We have managed to reproduce that in a test as well. This isn’t an issue when connect.gcpstorage.exactly.once.enable property is set to true but since it prevents us replaying which we need to do at times we cant use that feature.
Can you suggest a workaround or raise a bug to address this please.
Having a peek inside your code the problem seems to be centered around line 89 in writer.scala
and line 62 FileNamer.scala
Since we are using the TopicFileNamePartitioner by virtue of using field partition. Even if you fix it by committing the last record offset (currently last record - 1 is committed) incase of a commit failure we will end up with overwrites and data loss
One reliable fix would be to include the processed timestamp in TopicPartitionOffsetFileNamer (in addition to topic, partition, and offset), ensuring unique filenames and preventing overwrites.

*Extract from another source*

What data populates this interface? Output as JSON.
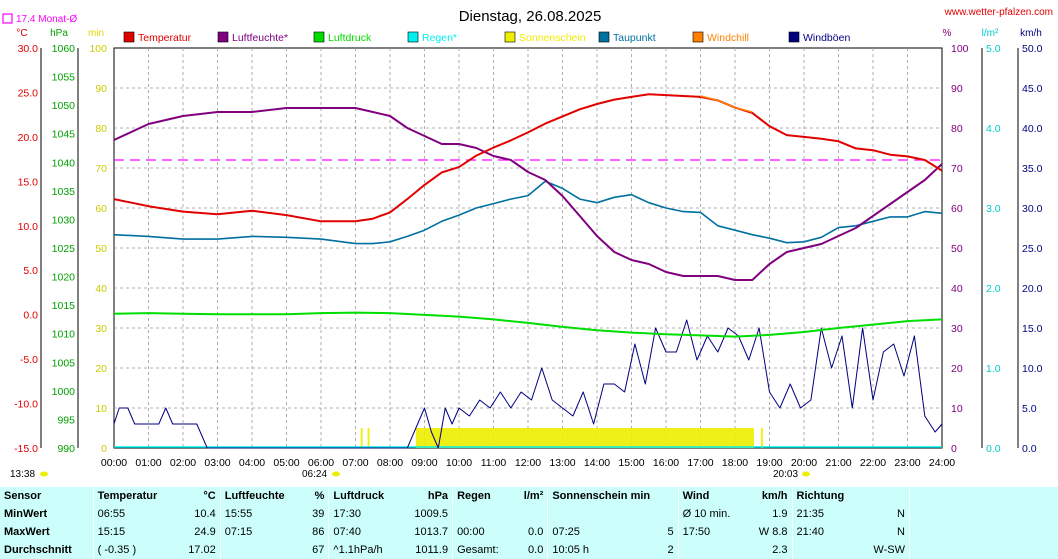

Let us know your thoughts or if you have a preferred alternative. Once you indicate the direction you’d like to take, we can prepare a PR accordingly.
Hi lenses devs,
thinking more about it I think (I am a colleague of Umar) that if you fix the commit (currently last record on each partition is not committed, so lag never goes to zero even if there is no traffic on the topic), the above would not be such a huge issue as the file with the last record would not be rewritten - or the whole file would be regenerated.
Nevertheless probably worth adding more data to the filename, e.g. perhaps the lowest offset, instead of timestamps as kafka timestamps are not guaranteed to be strictly monotonically increasing, and all of them can be the same.
But still after reconfiguration, we might rewrite the same file with less records.
My colleague will raise a PR with an option possibly give a custom namer class (for example it can add a random string to the name to avoid clash).
Also another option could be to add the starting offset to the filename not only the last offset (timestamps are not guaranteed to be strictly monotonically increasing or unique, so the filename built on timestamps and last offset is also not going to stop us from possibly rewriting the file).